The Secret History by Donna Tartt
This is another book I’m sure I don’t need to explain all that much to you, as it is so popular, one of the most popular on this list. It’s a long, reflective dark academia story that I liked more than I was expecting to. If you aren’t already a fan of slow paced stories, I wouldn’t suggest you start with this one because you may get bored quickly because it does often seem as though the story is going nowhere. Still, it is atmospheric and interesting, and therefore one of my favourites.
Fingersmith by Sarah Waters
Of this list, this is probably the least slow paced but it is also a fairly long book (and there were parts that dragged in my opinion), so I’m counting it. This is another historical mystery that I adored, especially due to the character dynamics. It does include multiple point of views, but the main one is from a character that has grown up with a group of criminals and is attempting to pull off a con that will result in lots of money for her. There are so many twists and turns in this book and it was almost like a con itself, which made for a truly captivating read.

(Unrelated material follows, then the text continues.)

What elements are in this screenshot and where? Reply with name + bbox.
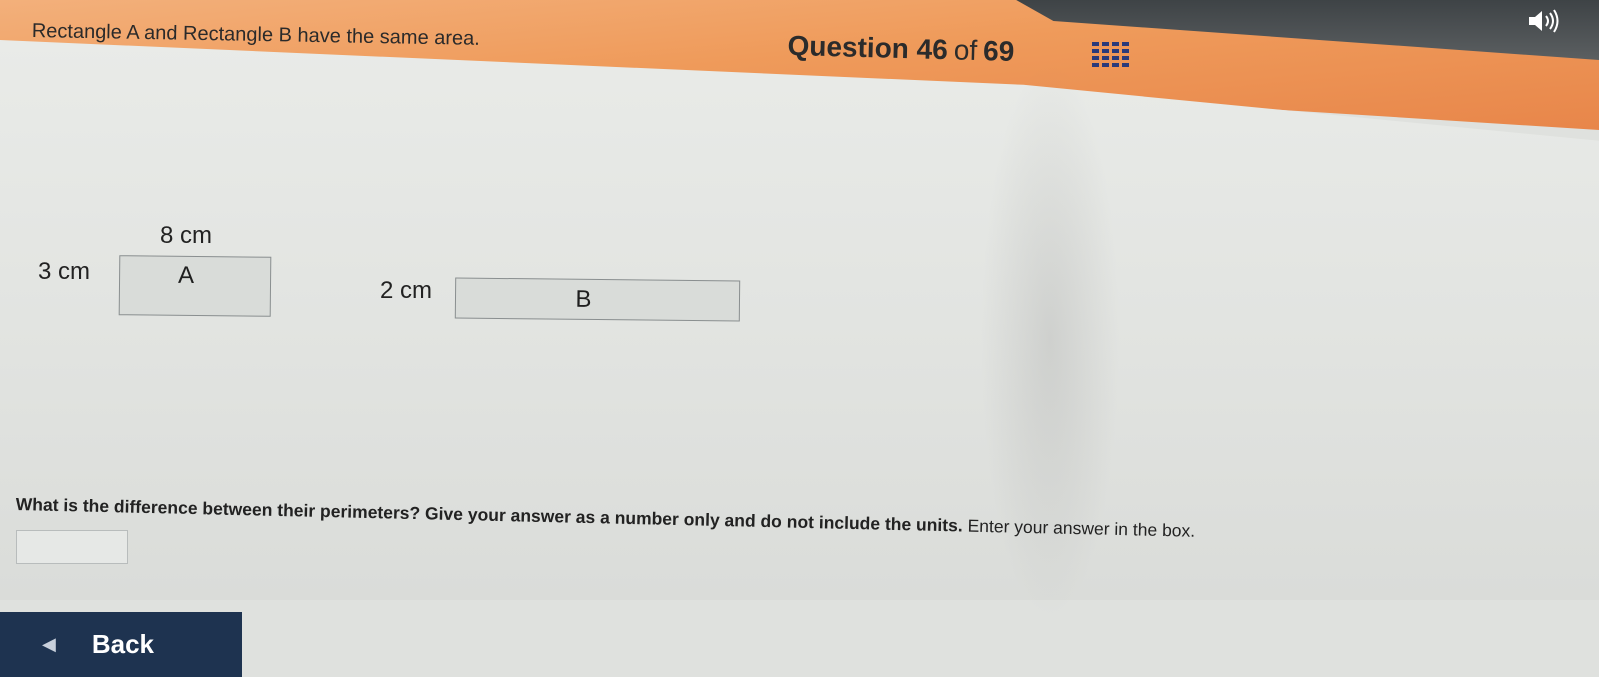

We Are Okay by Nina LaCour
I’m jumping from a really long book to a really short book here, which hopefully shows that any length of book can be slow paced. This one really took me by surprise with how much I loved it. It’s very reflective and the main character spends a lot of time dwelling on the past while she is on her college campus at Christmas time. It deals heavily with grief and loss, especially when it comes to the strain that can put on other parts of your life. This book also has some mysterious elements to it and a sapphic relationship that is so well done.

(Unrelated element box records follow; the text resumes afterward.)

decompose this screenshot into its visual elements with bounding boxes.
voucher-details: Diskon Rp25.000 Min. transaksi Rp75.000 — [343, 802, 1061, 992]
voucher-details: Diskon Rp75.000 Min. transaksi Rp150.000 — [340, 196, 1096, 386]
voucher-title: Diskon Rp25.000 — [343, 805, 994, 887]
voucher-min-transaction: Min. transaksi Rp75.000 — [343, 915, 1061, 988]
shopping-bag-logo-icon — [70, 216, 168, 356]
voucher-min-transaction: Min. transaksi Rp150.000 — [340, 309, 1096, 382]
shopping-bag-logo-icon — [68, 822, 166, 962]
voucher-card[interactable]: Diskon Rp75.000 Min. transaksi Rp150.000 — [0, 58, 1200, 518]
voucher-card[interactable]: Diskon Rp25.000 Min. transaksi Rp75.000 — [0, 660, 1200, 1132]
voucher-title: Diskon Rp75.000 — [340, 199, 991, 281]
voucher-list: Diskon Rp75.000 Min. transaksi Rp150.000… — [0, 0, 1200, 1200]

Summer Bird Blue by Akemi Dawn Bowman
If you have already read and enjoyed We Are Okay, might I suggest this underrated book to you? Summer Bird Blue also deals a lot with grief and its repercussions, as it follows a main character, Rumi, who has been sent by her mum to live in Hawaii with her aunt after the sudden death of her sister. The author is an incredible writer and really knows how to get readers to connect to characters. I really enjoyed witnessing Rumi’s development and growth over the course of the book, seeing her discover herself, including her sexuality, and finding the will to keep playing music after she has experienced the loss of her songwriting partner. If any of that sounds interesting to you, I highly recommend you give this book a go!
Laurinda by Alice Pung
I spoke a little about this book recently, but it’s worth mentioning it again, as it is so underrated! I wish more people would give it a read. Don’t be fooled by the synopsis and the cover – this is not a YA mystery, and it’s not a romance either. It’s set in Australia in the early 90s, and follows Lucy who has just moved from her old school to a new one on a scholarship. It’s a great reflection on privilege and classism, loneliness and identity. Yes, there are “mean girls” as mentioned in the book’s blurb, but the focus is on Lucy and her development. Please read this book!!!
Persuasion by Jane Austen
The final book I’m talking about today and it’s a classic! The ultimate second-chance-romance book, this follows Anne Elliot as she goes about her life, her reflections on past experiences and her uncomfortable reunion with her ex-betrothed. I honestly thought this book was so funny and I loved reading all Anne’s thoughts and observations – especially when it came to her family. Of course I also loved the romance and there were some unexpected events that surprised me, which I appreciated as well.
What do you think?
Do you like slow paced, reflective books? Have you read any of the books on my list? Let me know!